While the above hypotheses offer a promising research direction, there are some pertinent concerns. First, it is unclear how robust the transfer effect is, both in healthy individuals and in patients with schizophrenia.17 In one study, only half of ADHD patients who successfully undertook neurofeedback training could later achieve this in the scanner without any direct feedback.37 One way to mitigate this may be to screen SZ:AVH+, selecting only those who can perform a simple EEG neurofeedback task (such as modulating alpha frequency amplitudes) to go on to full neurofeedback training. Second, given the interindividual differences in neural activity associated with AVHs,38 as well as the potential for subtypes of AVHs to be associated with different neural signatures,39 optimal results may only be achieved by fMRI-guided neurofeedback (paralleling fMRI-guided TMS). Pilot work may wish to begin with relatively cheap, simple, and comfortable EEG neurofeedback and then build to individually designed fMRI-guided neurofeedback if such initial attempts prove unsuccessful. Alternatively, near-infrared spectroscopy neurofeedback may be a simpler method to begin piloting studies. Third, as most SZ:AVH+ spontaneously attempt to develop coping strategies for AVHs40 with only limited effectiveness, it may be asked why techniques learned from neurofeedback should be any more effective. Here, a neurofeedback study of chronic pain patients is informative.41 This study’s chronic pain patients had attempted to find their own ways to cope with their pain but had not managed to do so. However, learning to directly control ACC activity using neurofeedback was effective in reducing their pain. Neurofeedback may therefore succeed where previous self-learned strategies have failed. A final caution is that if patients’ AVHs have their roots in earlier traumatic events, there may be ethical implications for treating these in a solely neurological manner, without psychological (or even sociological) interventions.1

If neurofeedback were to be effective for AVHs, a number of benefits would materialize. First, it would be preferable to TMS, which can be an unpleasant experience for some participants due to inadvertent motor activations. Second, following the rationale of cognitive behavioral therapy (CBT), it would allow patients to have a technique that they can take away and use themselves, which may be potentially empowering. Indeed, whereas TMS is a passive treatment which does not allow patients to experience the feeling that they themselves have overcome their AVHs, neurofeedback is an active process which, if effective, would allow patients to gain control over their AVH by their own efforts. Third, some patients report wanting to eliminate negative abusive AVHs yet to retain their friendly benevolent AVHs.42 Neurofeedback would allow patients to apply their eliminative strategies only during the occurrence of their negative voices and hence to retain their valued AVHs.

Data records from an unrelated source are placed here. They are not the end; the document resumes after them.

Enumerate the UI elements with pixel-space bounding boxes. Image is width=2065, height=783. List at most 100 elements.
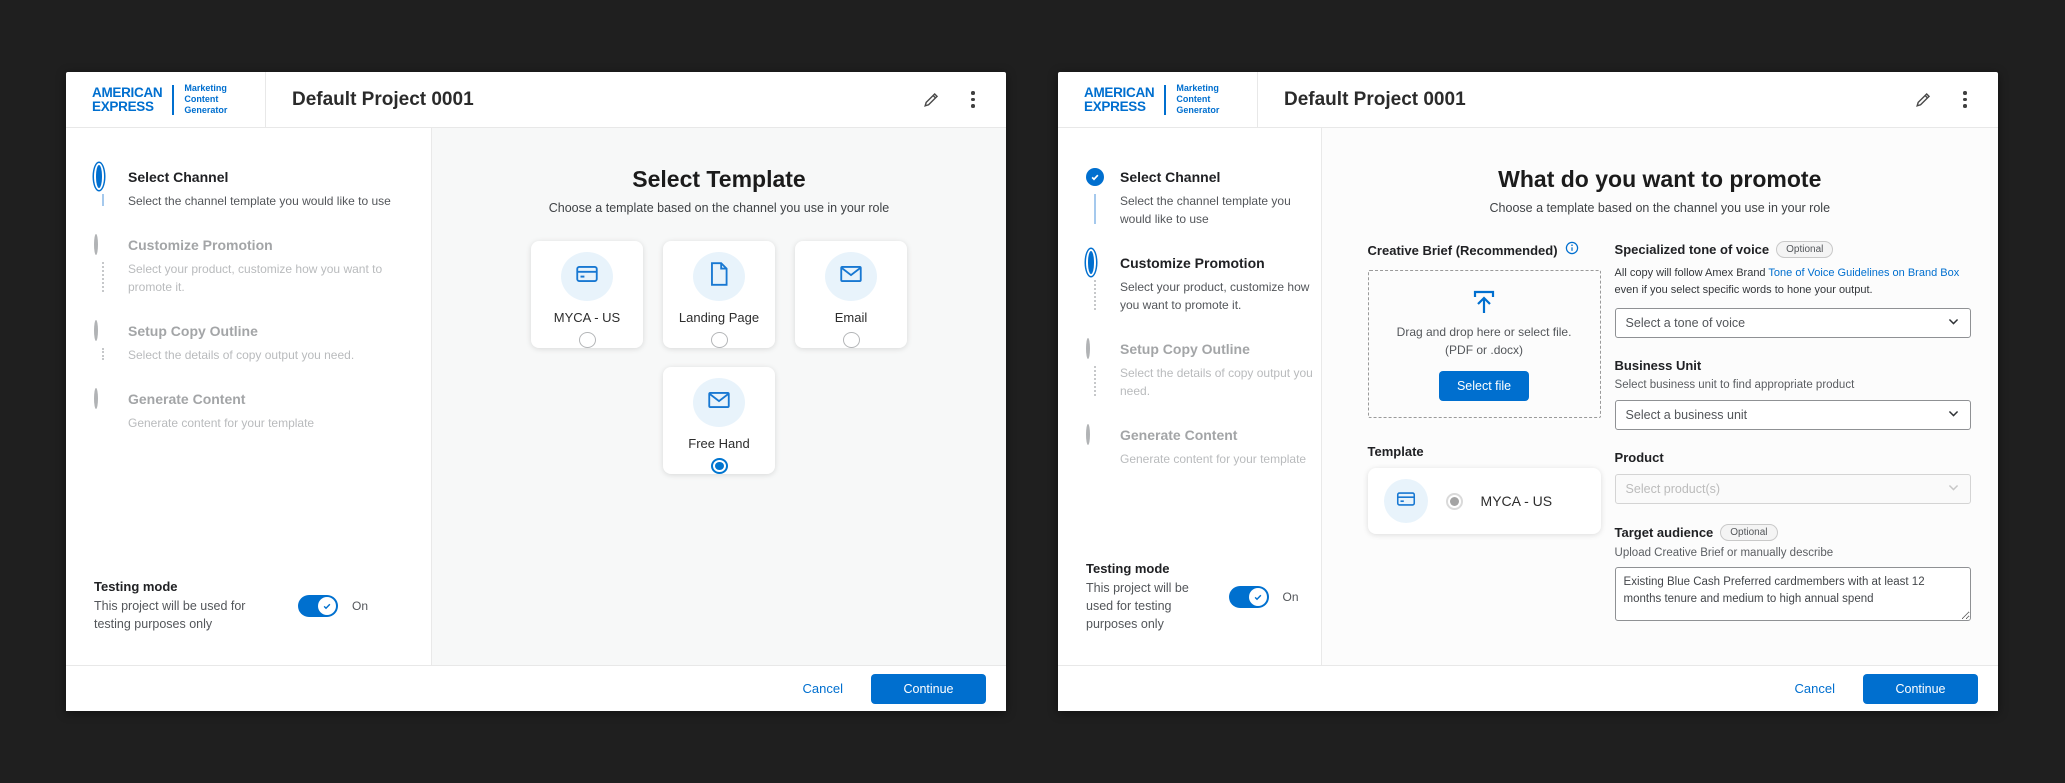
step-title: Customize Promotion (1120, 255, 1265, 271)
credit-card-icon (1395, 488, 1417, 515)
step-customize-promotion[interactable]: Customize Promotion Select your product,… (94, 234, 431, 322)
step-todo-indicator (1086, 424, 1090, 445)
template-label: Landing Page (678, 309, 760, 325)
amex-logo: AMERICAN EXPRESS Marketing Content Gener… (66, 72, 266, 127)
wizard-stepper: Select Channel Select the channel templa… (1058, 128, 1322, 665)
template-card-landing-page[interactable]: Landing Page (663, 241, 775, 348)
optional-badge: Optional (1720, 524, 1778, 542)
select-file-button[interactable]: Select file (1438, 370, 1530, 401)
cancel-button[interactable]: Cancel (803, 681, 843, 696)
business-unit-helper: Select business unit to find appropriate… (1614, 379, 1855, 392)
template-label: Free Hand (688, 435, 750, 451)
page-title: Default Project 0001 (1284, 88, 1466, 110)
amex-word-line2: EXPRESS (92, 98, 154, 114)
chevron-down-icon (1947, 481, 1960, 497)
template-card-email[interactable]: Email (795, 241, 907, 348)
product-word-line3: Generator (1176, 104, 1220, 115)
testing-mode-desc: This project will be used for testing pu… (1086, 580, 1189, 631)
product-word-line1: Marketing (1176, 83, 1219, 94)
product-wordmark: Marketing Content Generator (1176, 83, 1219, 115)
amex-logo: AMERICAN EXPRESS Marketing Content Gener… (1058, 72, 1258, 127)
step-title: Setup Copy Outline (128, 323, 258, 339)
step-generate-content[interactable]: Generate Content Generate content for yo… (1086, 424, 1321, 494)
template-card-myca-us[interactable]: MYCA - US (1367, 468, 1601, 534)
product-word-line1: Marketing (184, 83, 227, 94)
business-unit-label: Business Unit (1614, 358, 1702, 374)
template-radio-myca-us[interactable] (578, 331, 596, 348)
logo-divider (172, 84, 175, 115)
amex-wordmark: AMERICAN EXPRESS (1084, 86, 1155, 113)
logo-divider (1164, 84, 1167, 115)
target-audience-label: Target audience (1614, 525, 1714, 541)
step-setup-copy-outline[interactable]: Setup Copy Outline Select the details of… (94, 320, 431, 390)
edit-pencil-icon[interactable] (1912, 89, 1934, 111)
template-section-label: Template (1367, 444, 1424, 459)
step-desc: Generate content for your template (128, 416, 315, 430)
step-title: Generate Content (128, 391, 246, 407)
testing-mode-toggle[interactable] (1228, 585, 1269, 608)
chevron-down-icon (1947, 407, 1960, 423)
edit-pencil-icon[interactable] (920, 89, 942, 111)
tone-of-voice-select[interactable]: Select a tone of voice (1614, 308, 1971, 339)
step-select-channel[interactable]: Select Channel Select the channel templa… (94, 165, 431, 236)
target-audience-textarea[interactable]: Existing Blue Cash Preferred cardmembers… (1614, 567, 1971, 622)
upload-icon (1469, 288, 1499, 321)
step-desc: Select the details of copy output you ne… (1120, 366, 1313, 398)
step-desc: Select your product, customize how you w… (128, 262, 383, 294)
credit-card-icon (574, 261, 600, 292)
step-todo-indicator (94, 388, 98, 409)
cancel-button[interactable]: Cancel (1795, 681, 1835, 696)
continue-button[interactable]: Continue (1863, 673, 1978, 704)
testing-mode-section: Testing mode This project will be used f… (94, 579, 431, 647)
template-card-myca-us[interactable]: MYCA - US (531, 241, 643, 348)
product-select[interactable]: Select product(s) (1614, 474, 1971, 505)
template-radio-free-hand[interactable] (710, 457, 728, 474)
step-title: Select Channel (1120, 169, 1221, 185)
testing-mode-title: Testing mode (1086, 560, 1170, 576)
main-subtitle: Choose a template based on the channel y… (1489, 201, 1831, 215)
window-customize-promotion: AMERICAN EXPRESS Marketing Content Gener… (1058, 72, 1998, 711)
envelope-icon (838, 261, 864, 292)
step-customize-promotion[interactable]: Customize Promotion Select your product,… (1086, 251, 1321, 340)
select-placeholder: Select a tone of voice (1625, 316, 1746, 331)
business-unit-select[interactable]: Select a business unit (1614, 400, 1971, 431)
window-select-template: AMERICAN EXPRESS Marketing Content Gener… (66, 72, 1006, 711)
product-wordmark: Marketing Content Generator (184, 83, 227, 115)
file-dropzone[interactable]: Drag and drop here or select file. (PDF … (1367, 270, 1601, 418)
app-header: AMERICAN EXPRESS Marketing Content Gener… (1058, 72, 1998, 128)
page-icon (707, 261, 731, 292)
step-select-channel[interactable]: Select Channel Select the channel templa… (1086, 168, 1321, 254)
template-card-free-hand[interactable]: Free Hand (663, 367, 775, 474)
main-title: What do you want to promote (1498, 166, 1822, 192)
info-icon[interactable] (1565, 241, 1579, 260)
tone-of-voice-label: Specialized tone of voice (1614, 242, 1770, 257)
template-radio-email[interactable] (842, 331, 860, 348)
tone-desc-before: All copy will follow Amex Brand (1614, 267, 1769, 279)
creative-brief-label: Creative Brief (Recommended) (1367, 243, 1558, 258)
toggle-state-label: On (352, 598, 369, 613)
product-label: Product (1614, 450, 1664, 466)
page-title: Default Project 0001 (292, 88, 474, 110)
template-radio-myca-us[interactable] (1445, 492, 1463, 510)
overflow-menu-icon[interactable] (1954, 89, 1976, 111)
step-todo-indicator (94, 320, 98, 341)
step-desc: Generate content for your template (1120, 452, 1307, 466)
step-desc: Select the details of copy output you ne… (128, 348, 355, 362)
step-generate-content[interactable]: Generate Content Generate content for yo… (94, 388, 431, 458)
tone-guidelines-link[interactable]: Tone of Voice Guidelines on Brand Box (1768, 267, 1959, 279)
continue-button[interactable]: Continue (871, 673, 986, 704)
tone-desc-after: even if you select specific words to hon… (1614, 284, 1873, 297)
template-radio-landing-page[interactable] (710, 331, 728, 348)
testing-mode-section: Testing mode This project will be used f… (1086, 561, 1321, 647)
wizard-footer: Cancel Continue (66, 665, 1006, 711)
template-label: MYCA - US (553, 309, 621, 325)
step-setup-copy-outline[interactable]: Setup Copy Outline Select the details of… (1086, 338, 1321, 426)
step-desc: Select your product, customize how you w… (1120, 280, 1310, 312)
product-word-line2: Content (184, 94, 219, 105)
step-title: Setup Copy Outline (1120, 341, 1250, 357)
step-todo-indicator (94, 234, 98, 255)
dropzone-line1: Drag and drop here or select file. (1396, 324, 1572, 339)
overflow-menu-icon[interactable] (962, 89, 984, 111)
select-placeholder: Select a business unit (1625, 408, 1748, 423)
testing-mode-toggle[interactable] (298, 594, 338, 617)
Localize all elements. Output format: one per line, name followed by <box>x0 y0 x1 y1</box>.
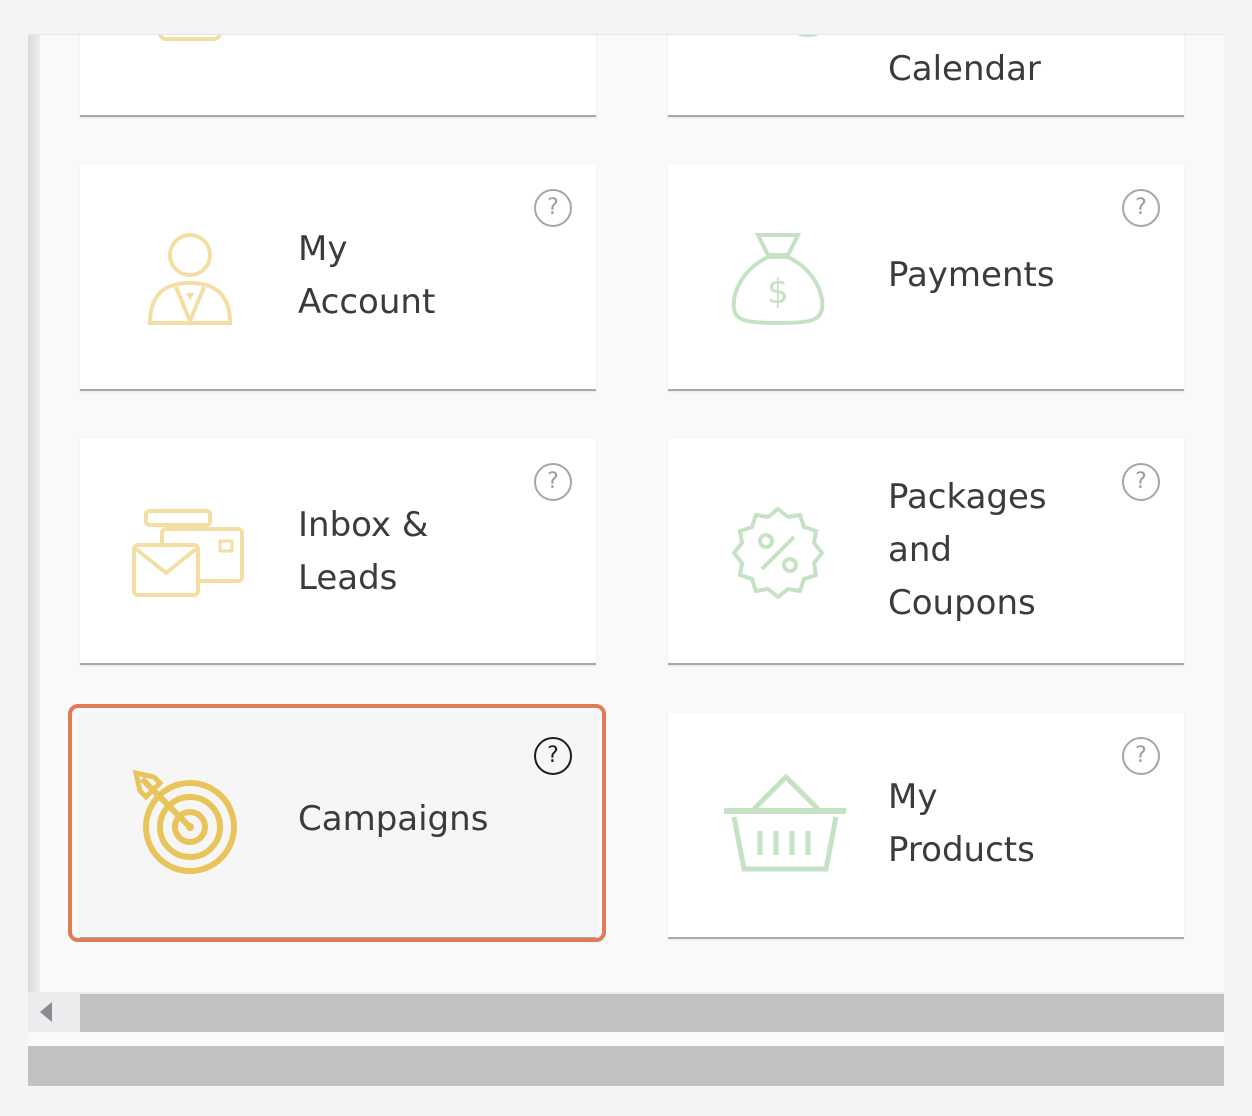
basket-icon <box>724 773 846 872</box>
card-label: Payments <box>888 255 1055 295</box>
scroll-left-arrow-icon[interactable] <box>40 1002 52 1022</box>
card-label: Campaigns <box>298 799 489 839</box>
bottom-scrollbar-track[interactable] <box>28 1046 1224 1086</box>
card-packages-coupons[interactable]: Packages and Coupons ? <box>668 439 1184 665</box>
card-top-left-partial[interactable] <box>80 35 596 117</box>
scrollbar-thumb[interactable] <box>80 994 1224 1032</box>
card-label: My Account <box>298 229 436 322</box>
help-icon[interactable]: ? <box>534 463 572 501</box>
help-icon[interactable]: ? <box>1122 189 1160 227</box>
left-edge <box>28 35 40 993</box>
help-icon[interactable]: ? <box>1122 463 1160 501</box>
help-icon[interactable]: ? <box>534 189 572 227</box>
card-inbox-leads[interactable]: Inbox & Leads ? <box>80 439 596 665</box>
card-label: Inbox & Leads <box>298 505 429 598</box>
help-icon[interactable]: ? <box>534 737 572 775</box>
card-payments[interactable]: $ Payments ? <box>668 165 1184 391</box>
money-bag-icon: $ <box>731 233 825 326</box>
mail-card-icon <box>132 509 244 597</box>
card-my-account[interactable]: My Account ? <box>80 165 596 391</box>
horizontal-scrollbar[interactable] <box>28 992 1224 1032</box>
card-label: Calendar <box>888 49 1041 89</box>
card-campaigns[interactable]: Campaigns ? <box>80 713 596 939</box>
svg-text:$: $ <box>767 272 789 312</box>
partial-yellow-icon <box>158 35 222 41</box>
target-icon <box>132 769 237 874</box>
card-label: My Products <box>888 777 1035 870</box>
partial-green-icon <box>796 35 820 37</box>
card-my-products[interactable]: My Products ? <box>668 713 1184 939</box>
discount-badge-icon <box>731 506 825 600</box>
help-icon[interactable]: ? <box>1122 737 1160 775</box>
user-icon <box>147 233 233 327</box>
card-grid: Calendar My Account ? $ Payments ? Inbox… <box>28 34 1224 1087</box>
card-calendar[interactable]: Calendar <box>668 35 1184 117</box>
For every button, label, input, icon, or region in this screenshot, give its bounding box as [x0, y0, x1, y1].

In conclusion, neurofeedback appears to be a promising potential way in which pure research into the neural underpinnings of AVHs may be translated into therapeutic interventions. The promise of this technique to give SZ:AVH+ some measure of control over their brains, and hence their lives, justifies the investment of money and resources into a serious investigation of this technique’s potential.

Funding

This work was supported by a Macquarie University Research Fellowship.

Acknowledgments

The author has declared that there are no conflicts of interest in relation to the subject of this study.